'No legitimate reason' for Arizona audit: Maricopa County's GOP recorder

Maricopa County signaled to the Senate that litigation could be forthcoming.

May 24, 2021, 6:28 PM

Arizona's partisan audit of Maricopa County's 2.1 million ballots restarted on Monday, as county officials seek litigation over ballot handling and potential defamation.

Stephen Richer, the Republican recorder in charge of administering Maricopa County's elections, has started speaking out against the process, and said Monday on ABC News Live's "The Breakdown," that there was no "legitimate reason that would have prompted this audit."

"It's happening, not because the evidence merits it," Richer told ABC News Senior National Correspondent Terry Moran. "All the tests came back clean. The parties themselves oversaw the hand-count auditing of 47,000 plus votes."

Richer told Moran he takes issue with the fact that Cyber Ninjas, a Florida-based cybersecurity company with no experience in auditing elections, was the firm the Senate chose after it used its subpoena power to compel election machines and ballots.

PHOTO: Senate Liaison for the Maricopa County election audit Ken Bennett returns ballots from the 2020 general election to the Veterans Memorial Coliseum to be examined and recounted by contractors hired by the Arizona senate in Phoenix on May 23, 2021.
Former Arizona Secretary of State and current Senate Liaison for the Maricopa County election audit Ken Bennett returns ballots from the 2020 general election to the Veterans Memorial Coliseum to be examined and recounted by contractors hired by the Arizona senate in Phoenix on May 23, 2021.
Thomas Hawthorne/The Republic via USA Today Network

"And the frustrating bit is that some professional, legitimate companies did make bids to the Arizona Senate to do this work and we would have welcomed that," he said.

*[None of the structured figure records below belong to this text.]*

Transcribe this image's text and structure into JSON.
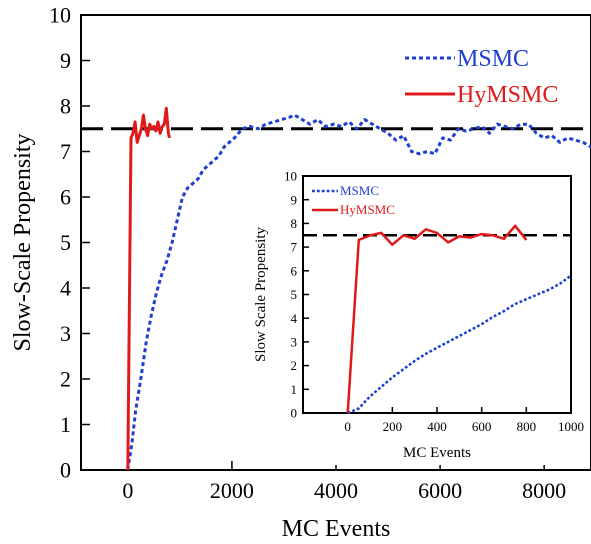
{
  "chart_data": [
    {
      "type": "line",
      "xlabel": "MC Events",
      "ylabel": "Slow-Scale Propensity",
      "xlim": [
        -900,
        8900
      ],
      "ylim": [
        0,
        10
      ],
      "x_ticks": [
        0,
        2000,
        4000,
        6000,
        8000
      ],
      "y_ticks": [
        0,
        1,
        2,
        3,
        4,
        5,
        6,
        7,
        8,
        9,
        10
      ],
      "grid": false,
      "legend_position": "top-right",
      "reference_line": {
        "y": 7.5,
        "style": "dashed",
        "color": "#000000"
      },
      "series": [
        {
          "name": "MSMC",
          "color": "#1f3fd1",
          "style": "dotted",
          "x": [
            0,
            80,
            150,
            250,
            350,
            450,
            550,
            650,
            750,
            850,
            950,
            1050,
            1150,
            1250,
            1350,
            1450,
            1550,
            1650,
            1750,
            1850,
            1950,
            2050,
            2200,
            2350,
            2500,
            2650,
            2800,
            2950,
            3100,
            3200,
            3350,
            3500,
            3650,
            3800,
            3950,
            4100,
            4250,
            4400,
            4550,
            4700,
            4850,
            5000,
            5150,
            5300,
            5450,
            5600,
            5750,
            5900,
            6050,
            6200,
            6350,
            6500,
            6650,
            6800,
            6950,
            7100,
            7250,
            7400,
            7550,
            7700,
            7850,
            8000,
            8150,
            8300,
            8450,
            8600,
            8750,
            8900
          ],
          "y": [
            0,
            0.6,
            1.3,
            2.0,
            2.8,
            3.4,
            3.9,
            4.3,
            4.6,
            5.0,
            5.5,
            6.0,
            6.2,
            6.3,
            6.4,
            6.6,
            6.7,
            6.8,
            6.9,
            7.1,
            7.2,
            7.3,
            7.5,
            7.55,
            7.5,
            7.6,
            7.65,
            7.7,
            7.75,
            7.8,
            7.7,
            7.6,
            7.7,
            7.55,
            7.6,
            7.55,
            7.65,
            7.5,
            7.7,
            7.6,
            7.5,
            7.4,
            7.25,
            7.35,
            7.0,
            6.95,
            7.0,
            6.95,
            7.3,
            7.25,
            7.5,
            7.45,
            7.5,
            7.55,
            7.4,
            7.6,
            7.55,
            7.5,
            7.6,
            7.6,
            7.4,
            7.3,
            7.35,
            7.2,
            7.3,
            7.25,
            7.2,
            7.1
          ]
        },
        {
          "name": "HyMSMC",
          "color": "#e01a1a",
          "style": "solid",
          "x": [
            0,
            60,
            100,
            140,
            180,
            220,
            260,
            300,
            340,
            380,
            420,
            460,
            500,
            540,
            580,
            620,
            660,
            700,
            740,
            780,
            800
          ],
          "y": [
            0,
            7.3,
            7.4,
            7.65,
            7.2,
            7.35,
            7.5,
            7.8,
            7.5,
            7.35,
            7.6,
            7.5,
            7.55,
            7.45,
            7.65,
            7.4,
            7.55,
            7.6,
            7.95,
            7.4,
            7.3
          ]
        }
      ]
    },
    {
      "type": "line",
      "xlabel": "MC Events",
      "ylabel": "Slow Scale Propensity",
      "xlim": [
        -200,
        1000
      ],
      "ylim": [
        0,
        10
      ],
      "x_ticks": [
        0,
        200,
        400,
        600,
        800,
        1000
      ],
      "y_ticks": [
        0,
        1,
        2,
        3,
        4,
        5,
        6,
        7,
        8,
        9,
        10
      ],
      "grid": false,
      "legend_position": "top-left",
      "reference_line": {
        "y": 7.5,
        "style": "dashed",
        "color": "#000000"
      },
      "series": [
        {
          "name": "MSMC",
          "color": "#1f3fd1",
          "style": "dotted",
          "x": [
            0,
            50,
            100,
            150,
            200,
            250,
            300,
            350,
            400,
            450,
            500,
            550,
            600,
            650,
            700,
            750,
            800,
            850,
            900,
            950,
            1000
          ],
          "y": [
            0,
            0.2,
            0.7,
            1.1,
            1.5,
            1.85,
            2.2,
            2.5,
            2.75,
            3.0,
            3.25,
            3.5,
            3.75,
            4.05,
            4.3,
            4.6,
            4.8,
            5.0,
            5.2,
            5.45,
            5.8
          ]
        },
        {
          "name": "HyMSMC",
          "color": "#e01a1a",
          "style": "solid",
          "x": [
            0,
            50,
            100,
            150,
            200,
            250,
            300,
            350,
            400,
            450,
            500,
            550,
            600,
            650,
            700,
            750,
            800
          ],
          "y": [
            0,
            7.3,
            7.5,
            7.6,
            7.1,
            7.5,
            7.35,
            7.75,
            7.6,
            7.2,
            7.45,
            7.4,
            7.55,
            7.5,
            7.35,
            7.9,
            7.3
          ]
        }
      ]
    }
  ]
}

Richer, who was elected in November, began voicing concerns about the audit after officials falsely claimed on Twitter that Maricopa County deleted voter files before surrendering ballots and voting machines to the Senate. The lie that the county deleted those files then spread across the internet, even drawing attention from former President Donald Trump, who lost Arizona by just over 10,000 votes in November.

"This is where this crossed the line for me," he told ABC News Monday. "I wanted to stay out of this, but when the good workers of Maricopa County -- who are my friends, my teammates, my staff -- are accused of unlawfully destroying evidence under my watch, then I had to say something."

Richer eventually weighed in on the process and fired back at audit officials on Twitter.

"Enough with the defamation," he wrote on Twitter on May 14. "Enough with the unfounded allegations. I came to this office to competently, fairly, and lawfully administer the duties of the office. Not to be accused by own party of shredding ballots and deleting files for an election I didn't run. Enough."

The county wrote to the Senate on Friday, asking them to preserve all documents related to the administration of the audit in a litigation hold. Richer told Moran on Monday that the county is looking to pursue charges of defamation.

PHOTO: Arizona Senate President Karen Fann speaks to the media in Phoenix, May 26, 2020.
Arizona Senate President Karen Fann speaks to the media in Phoenix, May 26, 2020.
Ross D. Franklin/AP, FILE

"If the auditors want to look for bamboo paper, fine if they want to use UV lights, fine. I don't think that will convince anyone about the validity of their efforts," he said. "That's one thing, it's entirely a different thing to be accusing us of breaking the law, and not just accusing us, but the manner in which they did it. They did it from an anonymously run Twitter account."

Election experts, including Arizona's Secretary of State Katie Hobbs, have said that the procedures used for conducting the audit don't fit the status quo and that the results will not be trustworthy. Hobbs also wrote to the county warning that the voting machines they rented would be unusable in future elections due to "grave concerns regarding the security and integrity of these machines" during the audit, when they were not in the hands of official vendors certified by the Election Assistance Commission.

Arizona's so-called audit, which election experts say is not legitimate, is now fueling calls for new audits in other states. Late last week, a Georgia judge agreed to unseal absentee ballots in Fulton County, despite the fact that those ballots were already recounted three times.

ABC News' Quinn Scanlan contributed to this report.